Kintsch Walter
Institute of Cognitive Science, University of Colorado, USA.
J Biomed Inform. 2002 Feb;35(1):3-7. doi: 10.1016/s1532-0464(02)00004-7.
This paper introduces latent semantic analysis (LSA), a machine learning method for representing the meaning of words, sentences, and texts. LSA induces a high-dimensional semantic space from reading a very large amount of texts. The meaning of words and texts can be represented as vectors in this space and hence can be compared automatically and objectively.

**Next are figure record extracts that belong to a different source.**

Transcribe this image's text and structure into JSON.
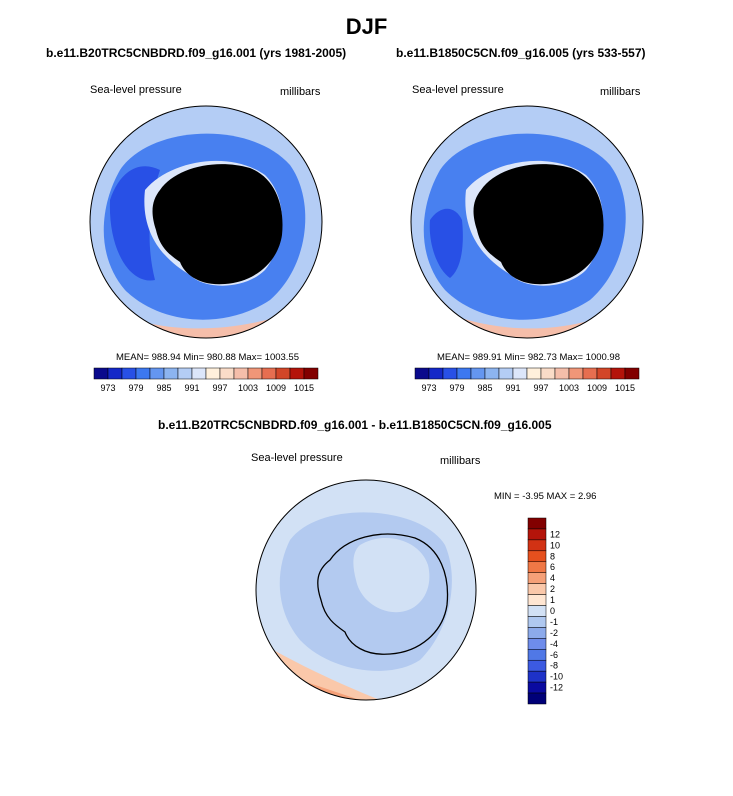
{
  "page": {
    "title": "DJF"
  },
  "panels": [
    {
      "title": "b.e11.B20TRC5CNBDRD.f09_g16.001 (yrs 1981-2005)",
      "variable": "Sea-level pressure",
      "units": "millibars",
      "stats": "MEAN= 988.94  Min= 980.88  Max= 1003.55"
    },
    {
      "title": "b.e11.B1850C5CN.f09_g16.005 (yrs 533-557)",
      "variable": "Sea-level pressure",
      "units": "millibars",
      "stats": "MEAN= 989.91  Min= 982.73  Max= 1000.98"
    },
    {
      "title": "b.e11.B20TRC5CNBDRD.f09_g16.001 - b.e11.B1850C5CN.f09_g16.005",
      "variable": "Sea-level pressure",
      "units": "millibars",
      "stats": "MIN =  -3.95 MAX =   2.96"
    }
  ],
  "colorbars": {
    "absolute": {
      "colors": [
        "#0a0a8c",
        "#1428c8",
        "#2850e6",
        "#3c78f0",
        "#6496f0",
        "#8cb4f0",
        "#b4cdf5",
        "#dce6fa",
        "#fff0dc",
        "#fadcc8",
        "#f5beaa",
        "#f09678",
        "#e66e50",
        "#d24628",
        "#b4140a",
        "#820000"
      ],
      "labels": [
        "973",
        "979",
        "985",
        "991",
        "997",
        "1003",
        "1009",
        "1015"
      ]
    },
    "difference": {
      "colors": [
        "#820000",
        "#b4140a",
        "#d23214",
        "#e6501e",
        "#f07846",
        "#f5a078",
        "#fac8aa",
        "#ffe6d2",
        "#d2e1f5",
        "#afc8f0",
        "#8caaeb",
        "#6e8ceb",
        "#5078e6",
        "#3c5ae1",
        "#1e32c8",
        "#0a0aa0",
        "#000078"
      ],
      "labels": [
        "12",
        "10",
        "8",
        "6",
        "4",
        "2",
        "1",
        "0",
        "-1",
        "-2",
        "-4",
        "-6",
        "-8",
        "-10",
        "-12"
      ]
    }
  },
  "map_colors": {
    "ring_outer": "#b4cdf5",
    "ring_deep": "#3c78f0",
    "ring_deepest": "#2850e6",
    "ice_light": "#dce6fa",
    "ice_warm": "#fadcc8",
    "ice_warmer": "#f5beaa",
    "coast_warm": "#f5beaa",
    "diff_base": "#afc8f0",
    "diff_mid": "#8caaeb",
    "diff_light": "#d2e1f5",
    "diff_warm": "#fac8aa",
    "diff_warmer": "#f5a078"
  }
}
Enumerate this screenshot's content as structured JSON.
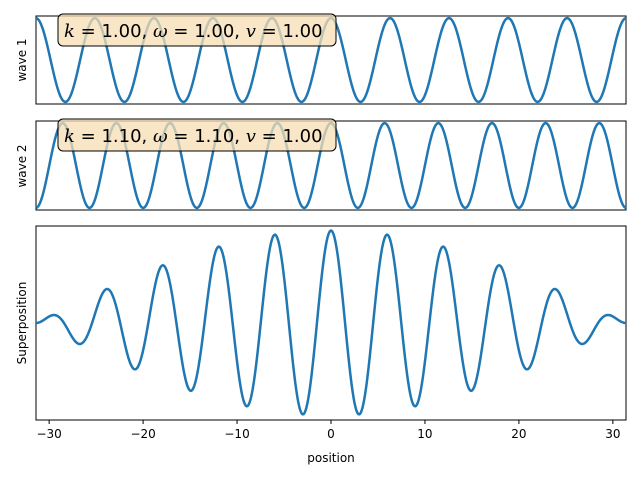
{
  "colors": {
    "line": "#1f77b4",
    "box_fill": "#f5deb3",
    "box_edge": "#000000",
    "background": "#ffffff"
  },
  "chart_data": [
    {
      "type": "line",
      "ylabel": "wave 1",
      "params": {
        "k": "1.00",
        "omega": "1.00",
        "v": "1.00"
      },
      "function": "cos(1.00 * x)",
      "xlim": [
        -31.4,
        31.4
      ],
      "ylim": [
        -1.05,
        1.05
      ],
      "show_ticks": false
    },
    {
      "type": "line",
      "ylabel": "wave 2",
      "params": {
        "k": "1.10",
        "omega": "1.10",
        "v": "1.00"
      },
      "function": "cos(1.10 * x)",
      "xlim": [
        -31.4,
        31.4
      ],
      "ylim": [
        -1.05,
        1.05
      ],
      "show_ticks": false
    },
    {
      "type": "line",
      "ylabel": "Superposition",
      "xlabel": "position",
      "function": "cos(1.00 * x) + cos(1.10 * x)",
      "xlim": [
        -31.4,
        31.4
      ],
      "ylim": [
        -2.1,
        2.1
      ],
      "xticks": [
        -30,
        -20,
        -10,
        0,
        10,
        20,
        30
      ],
      "xtick_labels": [
        "−30",
        "−20",
        "−10",
        "0",
        "10",
        "20",
        "30"
      ]
    }
  ]
}
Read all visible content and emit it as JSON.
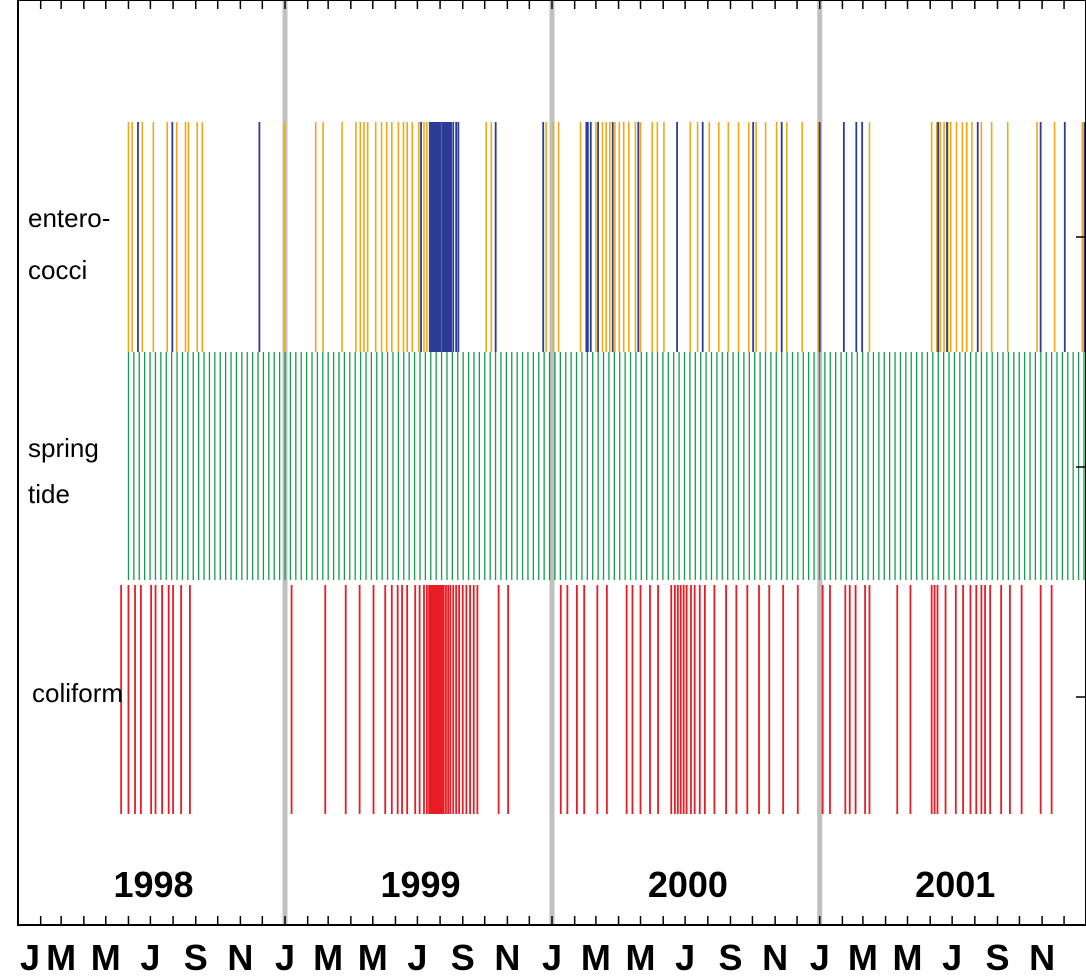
{
  "chart_data": {
    "type": "event-raster",
    "x_start": "1998-01-01",
    "x_end": "2001-12-31",
    "month_tick_labels": [
      "J",
      "M",
      "M",
      "J",
      "S",
      "N",
      "J",
      "M",
      "M",
      "J",
      "S",
      "N",
      "J",
      "M",
      "M",
      "J",
      "S",
      "N",
      "J",
      "M",
      "M",
      "J",
      "S",
      "N"
    ],
    "year_labels": [
      {
        "year": "1998"
      },
      {
        "year": "1999"
      },
      {
        "year": "2000"
      },
      {
        "year": "2001"
      }
    ],
    "year_boundaries": [
      "1999-01-01",
      "2000-01-01",
      "2001-01-01"
    ],
    "rows": [
      {
        "key": "enterococci",
        "label_lines": [
          "entero-",
          "cocci"
        ]
      },
      {
        "key": "spring_tide",
        "label_lines": [
          "spring",
          "tide"
        ]
      },
      {
        "key": "coliform",
        "label_lines": [
          "coliform"
        ]
      }
    ],
    "colors": {
      "entero_orange": "#f0a818",
      "entero_blue": "#2c3c96",
      "spring_tide": "#1a9a50",
      "coliform": "#e81c24",
      "year_divider": "#c0c0c0"
    },
    "series": {
      "spring_tide": {
        "start": "1998-06-01",
        "end": "2001-12-31",
        "interval_days": 7.38
      },
      "enterococci_orange": [
        "1998-06-01",
        "1998-06-06",
        "1998-06-20",
        "1998-07-05",
        "1998-07-24",
        "1998-08-06",
        "1998-08-18",
        "1998-08-22",
        "1998-09-03",
        "1998-09-10",
        "1998-12-31",
        "1999-02-12",
        "1999-02-22",
        "1999-03-20",
        "1999-04-08",
        "1999-04-14",
        "1999-04-19",
        "1999-04-24",
        "1999-05-05",
        "1999-05-13",
        "1999-05-20",
        "1999-05-27",
        "1999-06-05",
        "1999-06-12",
        "1999-06-17",
        "1999-06-24",
        "1999-07-03",
        "1999-07-10",
        "1999-07-14",
        "1999-08-02",
        "1999-10-03",
        "1999-10-10",
        "1999-12-24",
        "2000-01-03",
        "2000-01-10",
        "2000-02-09",
        "2000-03-01",
        "2000-03-10",
        "2000-03-15",
        "2000-03-20",
        "2000-03-27",
        "2000-04-02",
        "2000-04-08",
        "2000-04-15",
        "2000-04-24",
        "2000-05-01",
        "2000-05-17",
        "2000-05-24",
        "2000-06-02",
        "2000-07-08",
        "2000-07-18",
        "2000-08-03",
        "2000-08-16",
        "2000-08-29",
        "2000-09-12",
        "2000-09-26",
        "2000-10-06",
        "2000-10-19",
        "2000-11-03",
        "2000-11-17",
        "2000-12-08",
        "2000-12-30",
        "2001-03-10",
        "2001-06-03",
        "2001-06-10",
        "2001-06-15",
        "2001-06-20",
        "2001-06-25",
        "2001-06-29",
        "2001-07-07",
        "2001-07-15",
        "2001-07-21",
        "2001-07-28",
        "2001-08-10",
        "2001-08-24",
        "2001-09-15",
        "2001-10-25",
        "2001-11-18",
        "2001-12-26"
      ],
      "enterococci_blue": [
        "1998-06-14",
        "1998-07-31",
        "1998-11-27",
        "1999-07-06",
        "1999-07-18",
        "1999-07-20",
        "1999-07-22",
        "1999-07-24",
        "1999-07-26",
        "1999-07-28",
        "1999-07-30",
        "1999-08-01",
        "1999-08-04",
        "1999-08-06",
        "1999-08-08",
        "1999-08-10",
        "1999-08-12",
        "1999-08-14",
        "1999-08-16",
        "1999-08-19",
        "1999-08-23",
        "1999-08-26",
        "1999-10-16",
        "1999-12-20",
        "2000-02-17",
        "2000-02-19",
        "2000-02-23",
        "2000-03-04",
        "2000-03-24",
        "2000-04-28",
        "2000-06-20",
        "2000-07-25",
        "2000-10-02",
        "2000-11-10",
        "2001-01-01",
        "2001-02-03",
        "2001-02-20",
        "2001-02-28",
        "2001-06-12",
        "2001-06-24",
        "2001-08-05",
        "2001-10-30",
        "2001-12-02",
        "2001-12-29"
      ],
      "coliform": [
        "1998-05-22",
        "1998-06-01",
        "1998-06-10",
        "1998-06-18",
        "1998-07-02",
        "1998-07-08",
        "1998-07-17",
        "1998-07-26",
        "1998-08-01",
        "1998-08-12",
        "1998-08-24",
        "1999-01-10",
        "1999-02-25",
        "1999-03-25",
        "1999-04-13",
        "1999-05-02",
        "1999-05-18",
        "1999-05-27",
        "1999-06-04",
        "1999-06-10",
        "1999-06-17",
        "1999-06-28",
        "1999-07-04",
        "1999-07-10",
        "1999-07-14",
        "1999-07-17",
        "1999-07-19",
        "1999-07-21",
        "1999-07-23",
        "1999-07-25",
        "1999-07-27",
        "1999-07-29",
        "1999-07-31",
        "1999-08-02",
        "1999-08-04",
        "1999-08-06",
        "1999-08-09",
        "1999-08-12",
        "1999-08-15",
        "1999-08-19",
        "1999-08-23",
        "1999-08-27",
        "1999-09-01",
        "1999-09-06",
        "1999-09-11",
        "1999-09-16",
        "1999-09-21",
        "1999-10-20",
        "1999-11-02",
        "2000-01-13",
        "2000-01-22",
        "2000-02-04",
        "2000-02-14",
        "2000-03-03",
        "2000-03-16",
        "2000-04-12",
        "2000-04-20",
        "2000-05-01",
        "2000-05-14",
        "2000-05-25",
        "2000-06-12",
        "2000-06-17",
        "2000-06-21",
        "2000-06-25",
        "2000-06-29",
        "2000-07-03",
        "2000-07-09",
        "2000-07-14",
        "2000-07-21",
        "2000-07-28",
        "2000-08-10",
        "2000-08-26",
        "2000-09-09",
        "2000-09-24",
        "2000-10-10",
        "2000-10-24",
        "2000-11-12",
        "2000-12-02",
        "2001-01-05",
        "2001-01-15",
        "2001-02-05",
        "2001-02-11",
        "2001-02-19",
        "2001-03-04",
        "2001-03-10",
        "2001-04-17",
        "2001-05-05",
        "2001-06-03",
        "2001-06-07",
        "2001-06-11",
        "2001-06-22",
        "2001-07-06",
        "2001-07-16",
        "2001-07-26",
        "2001-08-03",
        "2001-08-10",
        "2001-08-15",
        "2001-08-22",
        "2001-09-06",
        "2001-09-18",
        "2001-10-04",
        "2001-10-30",
        "2001-11-14"
      ]
    }
  }
}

A generative theory of the mental lexicon based on LSA is described. The word vectors LSA constructs are context free, and each word, irrespective of how many meanings or senses it has, is represented by a single vector. However, when a word is used in different contexts, context appropriate word senses emerge.
Several applications of LSA to educational software are described, involving the ability of LSA to quickly compare the content of texts, such as an essay written by a student and a target essay.
An LSA-based software tool is sketched for machine grading of clinical case summaries written by medical students.
本文介绍潜在语义分析(LSA),一种用于表示单词、句子和文本含义的机器学习方法。LSA通过阅读大量文本诱导出一个高维语义空间。单词和文本的含义可以在这个空间中表示为向量,因此可以自动且客观地进行比较。
描述了一种基于LSA的心理词汇生成理论。LSA构建的单词向量是上下文无关的,每个单词,无论它有多少种含义或语义,都由单个向量表示。然而,当一个单词在不同上下文中使用时,会出现适合上下文的词义。
描述了LSA在教育软件中的几种应用,包括LSA快速比较文本内容的能力,例如学生撰写的一篇文章和一篇目标文章。
概述了一种基于LSA的软件工具,用于对医学生撰写的临床病例总结进行机器评分。